The cloud is transforming the M&E sector in a variety of ways. Iverson explains that today media organizations can improve costs and unlock opportunities to expand faster than has been possible with physical data centres and playout hubs. Industry leaders such as Netflix, FORMULA 1, Discovery, and Disney are among those that have realised enormous value from leveraging the cloud to disrupt and reimagine content creation and delivery. In the Middle East, Anghami, MBC Group, OSN, and STARZPLAY are also utilising AWS to great success to build innovative end-user solutions.

“AWS’s cloud solutions allow companies to deliver massive video-on-demand catalogues or live stream content to millions of viewers,” explains Iverson. “No matter where the audience is, our customers can reach them globally through 216+ points of presence, a private network backbone, and software that have been tuned and enhanced over the last decade.”

Iverson highlighted the importance of providing specific solutions for M&E that cater to their needs around delivery and low latency. For example, AWS offers M&E tools such as Amazon CloudFront, a Content Delivery Network (CDN) that has been highly optimised for industry workloads. AWS Media Intelligence Solutions automatically converts audio and video assets into fully searchable archives for highlight generation, compliance monitoring, content consumption analysis, and monetisation.

AWS also launched AWS for Media & Entertainment, geared towards making it easier for companies to discover, implement, and deploy purpose-built capabilities and partner solutions.

“AWS for Media & Entertainment offers nine AWS services, 11 AWS Solutions, dedicated AWS appliances, and more than 400 AWS Partners—against five solution areas to help customers transform areas such as Content Production, Media Supply Chain & Archive, Broadcast, Direct-to-Consumer & Streaming, and Data Science & Analytics,” says Iverson.

Iverson further highlights that the initiative makes it easier for customers to select the right tools and partners for their highest-priority workloads, accelerate production launches, and see faster time to value.

“We also introduced Nimble Studio earlier this year, an offering which allows customers to set up a creative studio in hours instead of weeks, with near-limitless scale and access to rendering on-demand across AWS’s global infrastructure,” he adds.

Like in every industry, the pandemic has thrown a curveball to M&E firms. The unprecedented global event fast-tracked many digitalisation initiatives that were already underway and forced naysayers to get with the programme.

“Faced with extraordinary audience demand for new content and a global pandemic accelerating the transition to remote production, creative studios turned to cloud technologies to quickly set up remote artist workstations and collaboration platforms,” says Iverson.

With many companies opting to continue operating in a hybrid or remote model even after the pandemic, AWS is supporting them by continuing to deliver purpose-built capabilities for M&E firms, ensuring that they can focus on content rather than infrastructure.

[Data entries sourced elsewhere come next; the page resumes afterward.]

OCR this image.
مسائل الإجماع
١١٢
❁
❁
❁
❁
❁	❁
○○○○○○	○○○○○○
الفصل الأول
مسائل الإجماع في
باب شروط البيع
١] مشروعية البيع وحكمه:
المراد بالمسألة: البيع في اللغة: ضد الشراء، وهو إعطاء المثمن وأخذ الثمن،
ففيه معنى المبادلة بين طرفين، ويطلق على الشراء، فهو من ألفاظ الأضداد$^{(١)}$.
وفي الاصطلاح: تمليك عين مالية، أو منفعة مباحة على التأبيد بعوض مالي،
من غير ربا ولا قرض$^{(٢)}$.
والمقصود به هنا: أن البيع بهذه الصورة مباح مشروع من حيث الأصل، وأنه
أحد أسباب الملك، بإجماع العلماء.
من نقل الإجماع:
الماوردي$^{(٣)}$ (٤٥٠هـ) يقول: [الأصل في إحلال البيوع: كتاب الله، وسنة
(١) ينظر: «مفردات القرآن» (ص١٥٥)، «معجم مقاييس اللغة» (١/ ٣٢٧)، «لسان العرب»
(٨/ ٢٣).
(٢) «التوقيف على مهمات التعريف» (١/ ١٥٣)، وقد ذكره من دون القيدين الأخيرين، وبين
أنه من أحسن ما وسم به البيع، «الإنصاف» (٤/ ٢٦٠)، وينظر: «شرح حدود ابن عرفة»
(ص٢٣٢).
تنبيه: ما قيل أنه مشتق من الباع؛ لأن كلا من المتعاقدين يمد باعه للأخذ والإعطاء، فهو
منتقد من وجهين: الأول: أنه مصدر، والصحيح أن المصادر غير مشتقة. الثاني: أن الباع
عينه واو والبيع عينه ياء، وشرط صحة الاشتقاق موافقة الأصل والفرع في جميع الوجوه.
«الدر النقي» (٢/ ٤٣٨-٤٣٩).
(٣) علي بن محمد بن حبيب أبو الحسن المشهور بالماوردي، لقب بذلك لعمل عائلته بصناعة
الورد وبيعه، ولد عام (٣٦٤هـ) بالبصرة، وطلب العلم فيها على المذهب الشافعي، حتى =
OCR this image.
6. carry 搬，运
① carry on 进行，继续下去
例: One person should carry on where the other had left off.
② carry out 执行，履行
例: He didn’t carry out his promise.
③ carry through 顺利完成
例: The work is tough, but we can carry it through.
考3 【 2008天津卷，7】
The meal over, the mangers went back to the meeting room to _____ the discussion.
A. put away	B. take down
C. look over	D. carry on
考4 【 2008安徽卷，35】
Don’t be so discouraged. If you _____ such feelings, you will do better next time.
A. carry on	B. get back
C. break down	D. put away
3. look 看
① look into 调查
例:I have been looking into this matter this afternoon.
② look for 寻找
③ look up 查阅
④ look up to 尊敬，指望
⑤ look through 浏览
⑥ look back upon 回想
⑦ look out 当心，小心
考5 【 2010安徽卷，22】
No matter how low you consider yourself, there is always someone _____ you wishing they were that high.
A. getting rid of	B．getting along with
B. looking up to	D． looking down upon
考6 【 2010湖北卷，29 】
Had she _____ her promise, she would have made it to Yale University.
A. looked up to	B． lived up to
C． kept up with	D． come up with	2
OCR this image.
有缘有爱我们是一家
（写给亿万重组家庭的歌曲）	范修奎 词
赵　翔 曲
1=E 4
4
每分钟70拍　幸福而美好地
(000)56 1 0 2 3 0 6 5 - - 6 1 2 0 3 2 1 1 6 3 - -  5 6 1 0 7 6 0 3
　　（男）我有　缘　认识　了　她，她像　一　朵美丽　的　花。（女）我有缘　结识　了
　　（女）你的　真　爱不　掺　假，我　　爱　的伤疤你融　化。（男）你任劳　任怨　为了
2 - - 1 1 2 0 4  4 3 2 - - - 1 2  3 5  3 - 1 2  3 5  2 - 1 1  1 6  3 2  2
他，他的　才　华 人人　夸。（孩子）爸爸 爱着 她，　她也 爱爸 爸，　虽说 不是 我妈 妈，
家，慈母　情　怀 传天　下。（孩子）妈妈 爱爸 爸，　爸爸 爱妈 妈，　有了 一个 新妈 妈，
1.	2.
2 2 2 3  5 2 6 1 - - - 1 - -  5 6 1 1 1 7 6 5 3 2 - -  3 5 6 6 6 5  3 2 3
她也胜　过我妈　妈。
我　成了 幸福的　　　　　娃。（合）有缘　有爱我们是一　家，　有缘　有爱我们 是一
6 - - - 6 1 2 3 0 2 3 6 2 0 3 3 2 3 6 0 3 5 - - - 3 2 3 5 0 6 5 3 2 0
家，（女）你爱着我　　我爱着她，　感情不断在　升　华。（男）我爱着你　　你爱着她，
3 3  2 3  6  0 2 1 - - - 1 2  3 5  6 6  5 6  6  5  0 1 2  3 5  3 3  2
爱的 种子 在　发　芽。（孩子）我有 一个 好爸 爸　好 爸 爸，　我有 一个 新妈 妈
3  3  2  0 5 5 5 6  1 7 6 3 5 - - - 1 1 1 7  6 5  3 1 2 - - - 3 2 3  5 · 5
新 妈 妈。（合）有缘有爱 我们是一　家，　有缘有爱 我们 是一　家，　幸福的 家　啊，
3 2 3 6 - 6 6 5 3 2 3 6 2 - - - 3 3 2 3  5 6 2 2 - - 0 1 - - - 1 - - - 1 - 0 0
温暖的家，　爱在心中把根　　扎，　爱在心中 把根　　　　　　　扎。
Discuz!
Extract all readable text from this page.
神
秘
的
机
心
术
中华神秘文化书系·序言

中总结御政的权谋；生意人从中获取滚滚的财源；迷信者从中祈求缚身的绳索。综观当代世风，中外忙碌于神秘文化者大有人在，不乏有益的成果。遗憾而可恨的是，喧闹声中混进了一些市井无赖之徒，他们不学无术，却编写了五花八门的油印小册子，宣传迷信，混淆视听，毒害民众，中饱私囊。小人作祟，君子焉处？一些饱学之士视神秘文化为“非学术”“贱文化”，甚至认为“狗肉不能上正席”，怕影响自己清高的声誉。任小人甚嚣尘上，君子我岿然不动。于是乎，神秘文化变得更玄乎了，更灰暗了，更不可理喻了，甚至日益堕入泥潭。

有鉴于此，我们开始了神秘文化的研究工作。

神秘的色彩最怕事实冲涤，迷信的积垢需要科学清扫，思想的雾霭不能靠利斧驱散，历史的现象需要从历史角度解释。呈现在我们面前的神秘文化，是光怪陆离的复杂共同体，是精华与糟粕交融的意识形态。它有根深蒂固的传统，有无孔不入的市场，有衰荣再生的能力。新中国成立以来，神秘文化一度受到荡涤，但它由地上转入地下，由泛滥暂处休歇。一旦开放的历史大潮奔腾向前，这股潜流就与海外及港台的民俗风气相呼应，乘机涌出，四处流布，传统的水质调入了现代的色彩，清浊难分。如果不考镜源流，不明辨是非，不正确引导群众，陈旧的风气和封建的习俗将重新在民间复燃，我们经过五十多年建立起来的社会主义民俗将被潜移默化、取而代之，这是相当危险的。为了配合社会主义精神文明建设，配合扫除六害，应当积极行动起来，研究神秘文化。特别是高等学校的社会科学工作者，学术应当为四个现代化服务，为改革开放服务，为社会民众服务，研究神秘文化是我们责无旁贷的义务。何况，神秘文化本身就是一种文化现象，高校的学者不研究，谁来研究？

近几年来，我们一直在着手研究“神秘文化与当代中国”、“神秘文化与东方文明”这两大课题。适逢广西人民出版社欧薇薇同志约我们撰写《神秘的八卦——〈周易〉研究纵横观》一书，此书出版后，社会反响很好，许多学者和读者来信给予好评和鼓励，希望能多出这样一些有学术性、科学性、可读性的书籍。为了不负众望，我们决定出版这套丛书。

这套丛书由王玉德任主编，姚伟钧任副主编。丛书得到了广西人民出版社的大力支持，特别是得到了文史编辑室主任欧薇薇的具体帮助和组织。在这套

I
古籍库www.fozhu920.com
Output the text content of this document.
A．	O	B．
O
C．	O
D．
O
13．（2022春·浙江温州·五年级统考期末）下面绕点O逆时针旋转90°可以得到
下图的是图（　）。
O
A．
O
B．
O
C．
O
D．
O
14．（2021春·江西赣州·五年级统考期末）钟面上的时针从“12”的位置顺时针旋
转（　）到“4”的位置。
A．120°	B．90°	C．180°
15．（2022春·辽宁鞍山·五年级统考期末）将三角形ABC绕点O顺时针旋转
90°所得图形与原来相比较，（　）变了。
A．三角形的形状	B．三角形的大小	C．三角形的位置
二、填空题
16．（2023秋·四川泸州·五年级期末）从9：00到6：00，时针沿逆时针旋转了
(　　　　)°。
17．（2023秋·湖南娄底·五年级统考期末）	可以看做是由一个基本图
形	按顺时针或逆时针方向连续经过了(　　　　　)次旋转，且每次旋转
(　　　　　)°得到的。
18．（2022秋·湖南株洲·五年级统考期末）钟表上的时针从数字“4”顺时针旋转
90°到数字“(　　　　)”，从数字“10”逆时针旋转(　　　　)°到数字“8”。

“Moving forward, remote production and virtual production will allow creative collaboration across the globe like we’ve never seen. Remote live production unlocks the ability to support more events in more places to help improve yield per asset. The cloud eliminates the overhead of managing physical infrastructure and minimises the administration of installing, configuring, and maintaining creative, compute, network, and storage resources,” says Iverson.